Dr. Cengiz’in boğazı düğüm düğüm olmuş nerdeyse konuşamayacaktı. Kesik ayağı ile iki gözü de artık göremeyecek olan Gökhan’a bakıyordu.
Gökhan, mayın patladığında iki ayağını ve yerden sıçrayan mayın parçaları ile de gözlerini kaybetmişti.
Dr. Cengiz:
– Gökhan asteğmen artık yürüyemeyeceksin. Onlar koptular dedi.
Gökhan, biraz durduktan sonra:
-Olsun komutanım ayaksız da yaşarım dedi.
Dr. Cengiz, tam gözlerinin de görmeyeceğini de söyleyecekti ki. Gökhan aceleyle sordu.
-Komutanım, gözlerime bir şey olmadı değil mi? Gözlerime? Ben elektrik elektronik mühendisiyim komutanım. Onlarsız yaşayamam. Onlar benim beynim gibidir. Gören beyinlerim onlar. Göreceğim değil mi? Onlar çok lazım komutanım, nolur?
Dr. Cengiz, konuşamıyor, ağlıyordu, sesini Gökhan’a duyurmak istemiyordu. Dr. Cengiz, kendini tutamıyor, “keşke hekim olmasaydım” diyordu.
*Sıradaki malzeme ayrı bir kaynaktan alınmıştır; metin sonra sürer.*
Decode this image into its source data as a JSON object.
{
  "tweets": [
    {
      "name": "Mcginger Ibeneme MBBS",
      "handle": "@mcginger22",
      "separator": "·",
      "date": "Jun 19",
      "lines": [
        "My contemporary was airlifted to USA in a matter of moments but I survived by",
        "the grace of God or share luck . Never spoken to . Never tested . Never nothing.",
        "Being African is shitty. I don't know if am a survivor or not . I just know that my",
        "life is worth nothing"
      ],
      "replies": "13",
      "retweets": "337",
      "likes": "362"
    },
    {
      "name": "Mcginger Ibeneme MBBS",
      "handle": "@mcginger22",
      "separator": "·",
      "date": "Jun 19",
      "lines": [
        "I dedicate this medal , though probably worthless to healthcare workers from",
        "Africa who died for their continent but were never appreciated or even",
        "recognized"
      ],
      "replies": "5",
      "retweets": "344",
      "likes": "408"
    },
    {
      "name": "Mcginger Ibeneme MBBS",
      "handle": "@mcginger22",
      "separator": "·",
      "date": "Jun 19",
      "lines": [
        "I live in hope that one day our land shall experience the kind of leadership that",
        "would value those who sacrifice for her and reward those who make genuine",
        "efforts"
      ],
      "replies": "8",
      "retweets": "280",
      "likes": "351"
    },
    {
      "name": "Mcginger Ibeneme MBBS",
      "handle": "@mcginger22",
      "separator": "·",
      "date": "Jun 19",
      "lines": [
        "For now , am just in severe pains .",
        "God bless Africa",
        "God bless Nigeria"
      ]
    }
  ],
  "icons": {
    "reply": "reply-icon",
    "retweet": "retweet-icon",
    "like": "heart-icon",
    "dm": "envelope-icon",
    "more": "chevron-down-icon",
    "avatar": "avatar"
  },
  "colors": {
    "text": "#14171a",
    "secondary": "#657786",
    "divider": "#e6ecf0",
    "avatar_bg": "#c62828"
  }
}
Kendilerine bu acıları yaşatanlara sebep olanlara lanet ediyordu. Bu acıları görmeyenler, gazileri şehitleri ne kadar hafife alıyorlardı. “Bu dünyanın birde ötesi var” dedi. “İlahî adalet karşısında hangi yalanları söyleyecekler bakalım.” “Gerçekleri halktan gizliyorlar, Allah’tan da mı gizlediklerini sanıyorlar” dedi.
Gökhan’ın sesi gittikçe hıçkırıklarla karışık feryada dönüşüyordu:
-Komutanım! görmeyecek miyim yoksa! Görmeyecek miyim?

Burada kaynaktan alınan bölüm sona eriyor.